Reconstructing Images in Astrophysics, an Inverse Problem Point of View

After a short introduction, a first section provides a brief tutorial to the physics of image formation and its detection in the presence of noises. The rest of the chapter focuses on the resolution of the inverse problem . In the general form, the observed image is given by a Fredholm integral containing the object and the response of the instrument. Its inversion is formulated using a linear algebra. The discretized object and image of size N × N are stored in vectors x and y of length N2. They are related one another by the linear relation y = Hx, where H is a matrix of size N2 × N2 that contains the elements of the instrument response. This matrix presents particular properties for a shift invariant point spread function for which the Fredholm integral is reduced to a convolution relation. The presence of noise complicates the resolution of the problem. It is shown that minimum variance unbiased solutions fail to give good results because H is badly conditioned, leading to the need of a regularized solution. Relative strength of regularization versus fidelity to the data is discussed and briefly illustrated on an example using L-curves. The origins and construction of iterative algorithms are explained, and illustrations are given for the algorithms ISRA , for a Gaussian additive noise, and Richardson–Lucy , for a pure photodetected image (Poisson statistics).
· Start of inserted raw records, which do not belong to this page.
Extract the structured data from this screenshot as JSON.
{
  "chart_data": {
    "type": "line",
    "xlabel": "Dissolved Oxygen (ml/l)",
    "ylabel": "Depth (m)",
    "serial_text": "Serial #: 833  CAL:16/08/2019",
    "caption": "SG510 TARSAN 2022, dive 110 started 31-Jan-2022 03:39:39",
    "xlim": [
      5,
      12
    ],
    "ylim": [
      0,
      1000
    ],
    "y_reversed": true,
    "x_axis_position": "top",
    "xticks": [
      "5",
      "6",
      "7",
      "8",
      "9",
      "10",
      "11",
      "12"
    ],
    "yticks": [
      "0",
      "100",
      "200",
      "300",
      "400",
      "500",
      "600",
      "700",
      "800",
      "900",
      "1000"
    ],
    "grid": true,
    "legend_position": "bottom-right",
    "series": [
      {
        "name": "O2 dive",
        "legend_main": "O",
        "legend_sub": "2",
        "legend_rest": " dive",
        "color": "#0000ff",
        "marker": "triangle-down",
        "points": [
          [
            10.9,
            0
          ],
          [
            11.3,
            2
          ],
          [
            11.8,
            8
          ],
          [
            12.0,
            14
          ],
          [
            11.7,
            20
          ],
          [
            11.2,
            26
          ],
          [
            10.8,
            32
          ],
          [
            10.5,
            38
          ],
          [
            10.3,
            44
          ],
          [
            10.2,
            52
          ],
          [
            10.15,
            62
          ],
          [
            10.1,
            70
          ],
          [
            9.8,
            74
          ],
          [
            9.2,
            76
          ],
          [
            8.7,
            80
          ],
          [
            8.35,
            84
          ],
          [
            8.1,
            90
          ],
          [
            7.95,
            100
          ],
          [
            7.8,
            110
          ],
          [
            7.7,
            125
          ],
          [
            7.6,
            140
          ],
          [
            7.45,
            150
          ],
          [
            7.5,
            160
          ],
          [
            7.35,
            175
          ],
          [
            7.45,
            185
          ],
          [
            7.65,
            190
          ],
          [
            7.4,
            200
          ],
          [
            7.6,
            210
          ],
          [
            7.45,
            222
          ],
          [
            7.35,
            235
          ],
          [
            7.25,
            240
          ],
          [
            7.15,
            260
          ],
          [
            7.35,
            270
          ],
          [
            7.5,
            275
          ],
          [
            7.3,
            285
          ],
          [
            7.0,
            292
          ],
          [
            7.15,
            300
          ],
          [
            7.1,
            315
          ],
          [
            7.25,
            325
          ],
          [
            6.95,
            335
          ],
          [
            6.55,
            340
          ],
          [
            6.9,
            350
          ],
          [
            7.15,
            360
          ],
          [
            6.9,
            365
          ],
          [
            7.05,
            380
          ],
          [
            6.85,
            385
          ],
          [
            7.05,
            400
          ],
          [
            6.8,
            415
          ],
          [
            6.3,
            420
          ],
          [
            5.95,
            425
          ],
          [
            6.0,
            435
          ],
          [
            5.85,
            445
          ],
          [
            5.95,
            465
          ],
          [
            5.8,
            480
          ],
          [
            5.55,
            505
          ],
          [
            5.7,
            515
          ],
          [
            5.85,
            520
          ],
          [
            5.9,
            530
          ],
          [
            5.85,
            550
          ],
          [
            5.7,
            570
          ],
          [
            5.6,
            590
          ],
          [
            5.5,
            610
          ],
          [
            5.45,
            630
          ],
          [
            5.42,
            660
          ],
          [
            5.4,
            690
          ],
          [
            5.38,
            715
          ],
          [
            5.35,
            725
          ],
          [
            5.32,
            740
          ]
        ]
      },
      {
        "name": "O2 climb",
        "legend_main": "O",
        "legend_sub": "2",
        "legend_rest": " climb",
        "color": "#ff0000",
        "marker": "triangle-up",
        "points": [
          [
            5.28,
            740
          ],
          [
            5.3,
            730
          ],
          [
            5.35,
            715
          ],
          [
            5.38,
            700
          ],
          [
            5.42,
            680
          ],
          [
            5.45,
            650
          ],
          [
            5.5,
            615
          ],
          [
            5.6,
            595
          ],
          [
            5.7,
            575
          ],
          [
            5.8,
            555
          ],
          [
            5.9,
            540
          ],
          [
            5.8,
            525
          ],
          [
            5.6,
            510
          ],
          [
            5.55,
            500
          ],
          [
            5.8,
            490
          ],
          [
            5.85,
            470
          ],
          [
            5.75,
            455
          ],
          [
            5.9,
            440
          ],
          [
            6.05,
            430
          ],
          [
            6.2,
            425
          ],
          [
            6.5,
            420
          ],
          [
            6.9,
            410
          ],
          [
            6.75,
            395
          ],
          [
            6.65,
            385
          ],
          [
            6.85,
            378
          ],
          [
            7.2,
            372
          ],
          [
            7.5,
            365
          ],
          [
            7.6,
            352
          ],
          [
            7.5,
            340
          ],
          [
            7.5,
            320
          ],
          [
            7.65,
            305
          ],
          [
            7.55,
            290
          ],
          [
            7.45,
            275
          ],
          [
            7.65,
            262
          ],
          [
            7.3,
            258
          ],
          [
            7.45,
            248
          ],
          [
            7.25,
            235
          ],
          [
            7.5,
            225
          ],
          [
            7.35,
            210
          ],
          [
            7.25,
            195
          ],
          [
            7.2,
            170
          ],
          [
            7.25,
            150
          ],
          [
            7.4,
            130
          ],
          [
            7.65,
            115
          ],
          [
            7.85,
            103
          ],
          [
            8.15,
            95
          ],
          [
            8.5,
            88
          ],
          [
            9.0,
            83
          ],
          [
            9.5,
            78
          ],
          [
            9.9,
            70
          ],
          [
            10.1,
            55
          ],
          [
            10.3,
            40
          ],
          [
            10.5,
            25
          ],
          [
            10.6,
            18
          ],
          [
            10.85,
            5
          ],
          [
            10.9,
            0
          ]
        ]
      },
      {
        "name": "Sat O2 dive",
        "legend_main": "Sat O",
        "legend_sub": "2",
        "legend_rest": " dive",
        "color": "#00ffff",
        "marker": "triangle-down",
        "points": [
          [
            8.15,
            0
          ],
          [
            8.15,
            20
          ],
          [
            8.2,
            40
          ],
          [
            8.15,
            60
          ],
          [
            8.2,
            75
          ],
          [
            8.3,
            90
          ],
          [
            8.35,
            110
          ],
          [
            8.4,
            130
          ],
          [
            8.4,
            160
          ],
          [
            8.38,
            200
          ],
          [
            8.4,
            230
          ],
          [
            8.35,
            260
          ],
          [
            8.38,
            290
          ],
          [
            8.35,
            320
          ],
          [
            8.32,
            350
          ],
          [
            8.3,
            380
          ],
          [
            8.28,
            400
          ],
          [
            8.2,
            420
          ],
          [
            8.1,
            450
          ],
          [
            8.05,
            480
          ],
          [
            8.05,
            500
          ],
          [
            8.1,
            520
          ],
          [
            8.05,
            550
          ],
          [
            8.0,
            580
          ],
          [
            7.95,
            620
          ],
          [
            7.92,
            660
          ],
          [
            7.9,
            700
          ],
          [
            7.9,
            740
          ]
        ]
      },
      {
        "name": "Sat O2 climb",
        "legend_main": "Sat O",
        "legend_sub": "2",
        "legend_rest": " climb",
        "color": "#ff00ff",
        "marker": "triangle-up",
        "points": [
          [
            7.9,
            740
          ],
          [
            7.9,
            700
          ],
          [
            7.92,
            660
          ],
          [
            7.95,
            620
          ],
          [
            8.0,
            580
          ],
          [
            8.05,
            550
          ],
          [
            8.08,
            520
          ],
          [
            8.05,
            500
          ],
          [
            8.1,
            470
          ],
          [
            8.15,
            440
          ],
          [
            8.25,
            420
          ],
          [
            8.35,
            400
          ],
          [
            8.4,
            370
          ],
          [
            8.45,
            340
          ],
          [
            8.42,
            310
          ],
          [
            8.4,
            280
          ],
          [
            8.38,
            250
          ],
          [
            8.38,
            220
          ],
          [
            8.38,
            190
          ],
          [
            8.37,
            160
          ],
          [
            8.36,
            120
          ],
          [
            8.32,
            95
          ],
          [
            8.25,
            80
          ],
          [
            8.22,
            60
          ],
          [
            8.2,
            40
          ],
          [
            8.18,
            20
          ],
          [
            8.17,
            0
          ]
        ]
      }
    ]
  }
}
In this latter case, the way the algorithm modifies the spatial frequencies of the reconstructed image is illustrated for a diluted array of apertures in space. Throughout the chapter, the inverse problem is formulated in matrix form for the general case of the Fredholm integral, while numerical illustrations are limited to the deconvolution case, allowing the use of discrete Fourier transforms, because of computer limitations.